Astronomers publish largest near-infrared image from Hubble telescope
An international team of scientists has published the largest near-infrared image the Hubble telescope has ever captured. The image shows many very old galaxies that could be interesting candidates for the James Webb telescope.
Full-image galaxies up to 10 billion years old
The image is the result of the so-called 3D-DASH project. The Wide Field Camera 3 and the Advanced Camera for Surveys of the Hubble Space Telescope were used to achieve a complete near-infrared study of the entire Cosmos field. Cosmos here stands for Cosmological Evolution Survey and that is the name of the largest Hubble mosaic in the sky. It is one of the richest data fields for studying objects from outside the Milky Way. The 3D-DASH project built on these earlier Cosmos observations.
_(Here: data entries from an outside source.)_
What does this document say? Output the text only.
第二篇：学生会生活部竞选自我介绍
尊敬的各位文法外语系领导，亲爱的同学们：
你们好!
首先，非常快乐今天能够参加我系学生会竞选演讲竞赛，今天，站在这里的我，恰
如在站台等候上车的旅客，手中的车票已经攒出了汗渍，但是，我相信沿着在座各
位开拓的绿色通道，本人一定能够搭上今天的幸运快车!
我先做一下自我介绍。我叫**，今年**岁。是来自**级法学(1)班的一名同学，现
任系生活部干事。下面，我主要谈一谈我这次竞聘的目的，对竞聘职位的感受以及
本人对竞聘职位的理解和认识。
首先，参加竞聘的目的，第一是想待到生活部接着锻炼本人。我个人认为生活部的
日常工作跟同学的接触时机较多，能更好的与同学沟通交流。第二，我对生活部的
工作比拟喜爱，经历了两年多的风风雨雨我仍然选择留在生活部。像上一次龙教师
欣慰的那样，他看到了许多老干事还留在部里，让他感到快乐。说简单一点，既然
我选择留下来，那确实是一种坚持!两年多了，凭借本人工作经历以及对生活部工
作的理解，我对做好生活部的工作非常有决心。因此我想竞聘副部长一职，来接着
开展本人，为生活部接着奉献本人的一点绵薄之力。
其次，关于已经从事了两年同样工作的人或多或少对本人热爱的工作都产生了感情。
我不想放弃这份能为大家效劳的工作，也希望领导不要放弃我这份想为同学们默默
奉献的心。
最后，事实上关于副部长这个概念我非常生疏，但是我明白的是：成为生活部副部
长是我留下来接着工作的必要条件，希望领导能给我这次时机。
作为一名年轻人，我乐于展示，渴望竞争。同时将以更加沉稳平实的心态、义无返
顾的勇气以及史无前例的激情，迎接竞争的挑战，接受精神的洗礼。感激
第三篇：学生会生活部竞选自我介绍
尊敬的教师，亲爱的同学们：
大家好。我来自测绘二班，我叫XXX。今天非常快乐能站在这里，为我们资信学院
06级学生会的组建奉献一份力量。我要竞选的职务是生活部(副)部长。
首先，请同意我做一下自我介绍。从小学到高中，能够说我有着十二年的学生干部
Because Hubble has a small field of view, many observations and images are required to be merged in order to study a larger area. The end result is an area of 1.35 square degrees in the sky, or an area slightly larger than six combined full moons in the sky as viewed from Earth.
It would normally have taken Hubble 2,000 hours to produce an image the size of the current end result, but the research team used a new technique called Drift and Shift, or Dash. This method creates an image that is eight times larger than the normal field of view (0.04 x 0.04 degrees) of the Wide Field Camera 3. It is achieved by taking multiple images and merging them into a large mosaic , more or less like a smartphone camera does when shooting a panorama. This Dash technique also makes the images faster: eight images per orbit, instead of one image. This meant that in 250 hours what would normally have taken 2000 hours was achieved. In total, 1256 individual images were used to create the complete mosaic.
The researchers emphasize that until now, such large mosaic images have only been possible from the ground, leading to poor resolution and limitations on what can be observed. According to researcher Lamiya Mowla, it was “extremely difficult” to study the most massive galaxies, formed by the merger of two galaxies, with existing images, partly because they are very rare. That was one of the motivations to start this big project.
The University of Toronto, among others, has collected a selection of observed galaxies and merged them into the above image. That’s not the full sighting of the area. This sighting can be viewed on a special page which contains the full mosaic and users can, among other things, zoom in and out.
This record of the 3D-DASH project will remain for some time to come, as the James Webb Space Telescope is primarily designed for more sensitive, closer shots. This new space telescope will therefore mainly lead to more detailed images of small areas. It is likely that a larger image in the near-infrared part of the spectrum will not be made until the next decade, for example by NASA’s Nancy Grace Roman Space Telescope and ESAs Euclid† These telescopes have larger fields of view of 0.8 x 0.4 degrees and 0.79 x 1.16 degrees respectively. The European telescope should go up in 2023 and the American one in 2027.
A slice of heaven as photographed by 3D-DASH. It shows the brightest and rarest objects in the universe, such as monster galaxies. The full mosaic is a lot bigger.